From Sunday to Sunday, black Americans attend religious services, pray and read religious materials more often than white Americans, a group of university researchers say.

Researchers at three universities studied stacks of research from over the past 20 years to come up with that report. Although several studies have documented the importance of religion and religious institutions in the lives of black Americans, little research focused on racial differences in religious participation. The new survey is published in the current issue of the Journal for the Scientific Study of Religion.

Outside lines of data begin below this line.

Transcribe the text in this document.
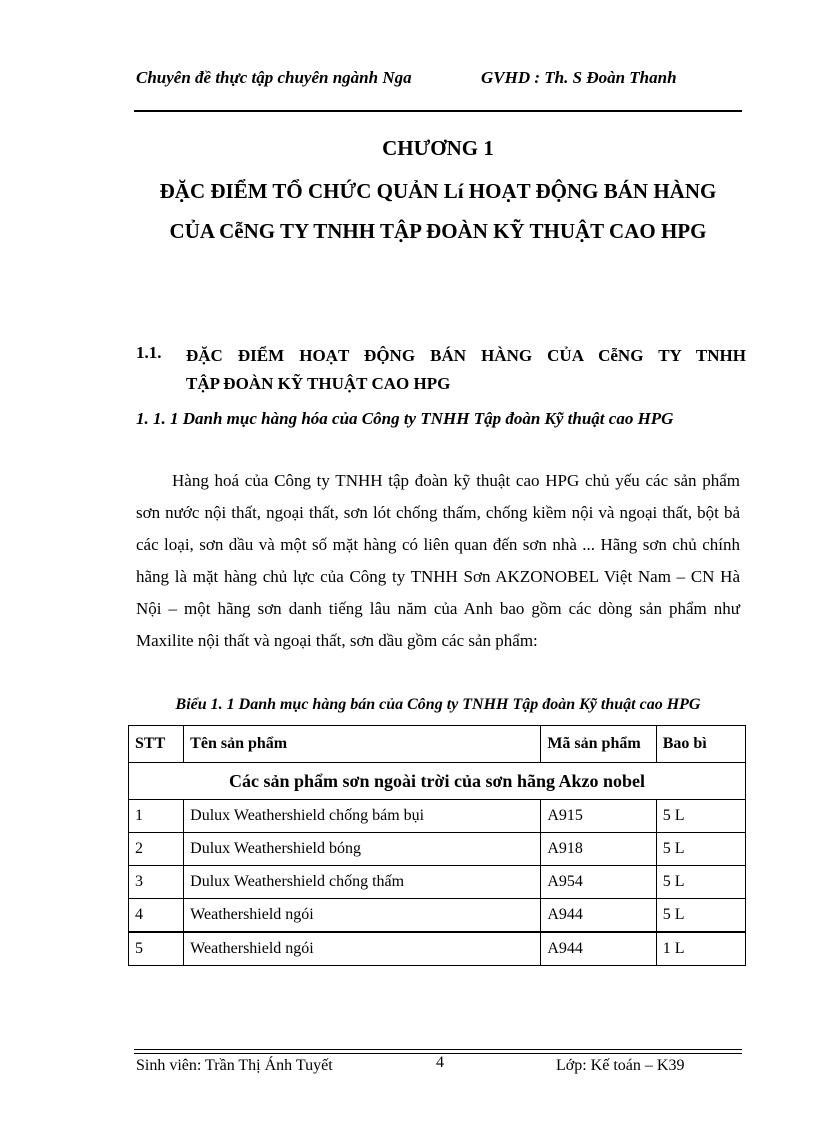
Chuyên đề thực tập chuyên ngành Nga	GVHD : Th. S Đoàn Thanh
CHƯƠNG 1
ĐẶC ĐIỂM TỔ CHỨC QUẢN Lí HOẠT ĐỘNG BÁN HÀNG CỦA CễNG TY TNHH TẬP ĐOÀN KỸ THUẬT CAO HPG
1.1. ĐẶC ĐIỂM HOẠT ĐỘNG BÁN HÀNG CỦA CễNG TY TNHH
TẬP ĐOÀN KỸ THUẬT CAO HPG
1. 1. 1 Danh mục hàng hóa của Công ty TNHH Tập đoàn Kỹ thuật cao HPG
Hàng hoá của Công ty TNHH tập đoàn kỹ thuật cao HPG chủ yếu các sản phẩm sơn nước nội thất, ngoại thất, sơn lót chống thấm, chống kiềm nội và ngoại thất, bột bả các loại, sơn dầu và một số mặt hàng có liên quan đến sơn nhà ... Hãng sơn chủ chính hãng là mặt hàng chủ lực của Công ty TNHH Sơn AKZONOBEL Việt Nam – CN Hà Nội – một hãng sơn danh tiếng lâu năm của Anh bao gồm các dòng sản phẩm như Maxilite nội thất và ngoại thất, sơn dầu gồm các sản phẩm:
Biểu 1. 1 Danh mục hàng bán của Công ty TNHH Tập đoàn Kỹ thuật cao HPG
STT	Tên sản phẩm	Mã sản phẩm	Bao bì
Các sản phẩm sơn ngoài trời của sơn hãng Akzo nobel			
1	Dulux Weathershield chống bám bụi	A915	5 L
2	Dulux Weathershield bóng	A918	5 L
3	Dulux Weathershield chống thấm	A954	5 L
4	Weathershield ngói	A944	5 L
5	Weathershield ngói	A944	1 L
Sinh viên: Trần Thị Ánh Tuyết	4	Lớp: Kế toán – K39
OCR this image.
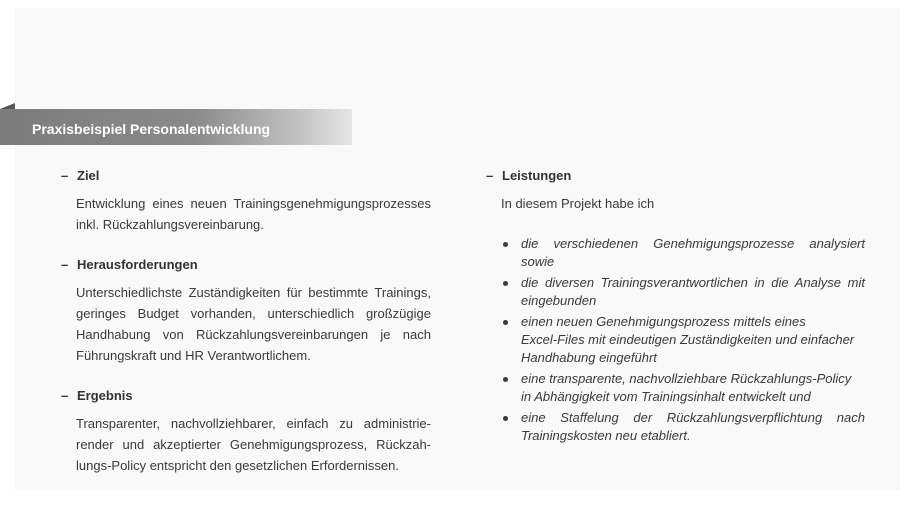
Praxisbeispiel Personalentwicklung
– Ziel
Entwicklung eines neuen Trainingsgenehmigungsprozesses
inkl. Rückzahlungsvereinbarung.
– Herausforderungen
Unterschiedlichste Zuständigkeiten für bestimmte Trainings,
geringes Budget vorhanden, unterschiedlich großzügige
Handhabung von Rückzahlungsvereinbarungen je nach
Führungskraft und HR Verantwortlichem.
– Ergebnis
Transparenter, nachvollziehbarer, einfach zu administrie-
render und akzeptierter Genehmigungsprozess, Rückzah-
lungs-Policy entspricht den gesetzlichen Erfordernissen.
– Leistungen
In diesem Projekt habe ich
die verschiedenen Genehmigungsprozesse analysiert
sowie
die diversen Trainingsverantwortlichen in die Analyse mit
eingebunden
einen neuen Genehmigungsprozess mittels eines
Excel-Files mit eindeutigen Zuständigkeiten und einfacher
Handhabung eingeführt
eine transparente, nachvollziehbare Rückzahlungs-Policy
in Abhängigkeit vom Trainingsinhalt entwickelt und
eine Staffelung der Rückzahlungsverpflichtung nach
Trainingskosten neu etabliert.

Even allowing for factors such as income and regional differences, researchers found blacks are more involved in their churches and say religion is important in their lives, the journal article reported. The report did not surprise some African-American pastors in the area, but it disturbed others. "I can't deem if we are more religious than white Americans, but African-Americans have had to seek Christ out of their need, since our need has been so great," said the Rev. Dr. Sammie Jones, pastor of Mount Zion Missionary Baptist Church on South Compton Avenue. "God has always been the only place we could go for consolation." The study showed that as children both blacks and whites have the same amount of religious education and have similar confidence in organized religion. But the way they perceive their own interest in religion differs. For example, in a 1978 survey, 30 percent of blacks said they were very "religious minded," compared with 16 percent of whites. A 1986 Americans' Changing Lives study found 39 percent of black respondents read religious materials at least once a week; 23 percent of white respondents said they read religious materials that often. In the same study, 80 percent of blacks and 52 percent of whites said religion was very important. "There is a real race effect here," said Robert Joseph Taylor of the Institute for Social Research at the University of Michigan. Taylor and Linda M. Chatters of the University of Michigan, Rukmalie Jayakody of Pennsylvania State University and Jeffrey S. Levin of Eastern Virginia Medical School examined six national studies done between 1976 and 1987 at the Institute for Social Research at Michigan and the annual General Social Surveys of 1972 to 1990, collected by the National Opinion Research Center at the University of Chicago. …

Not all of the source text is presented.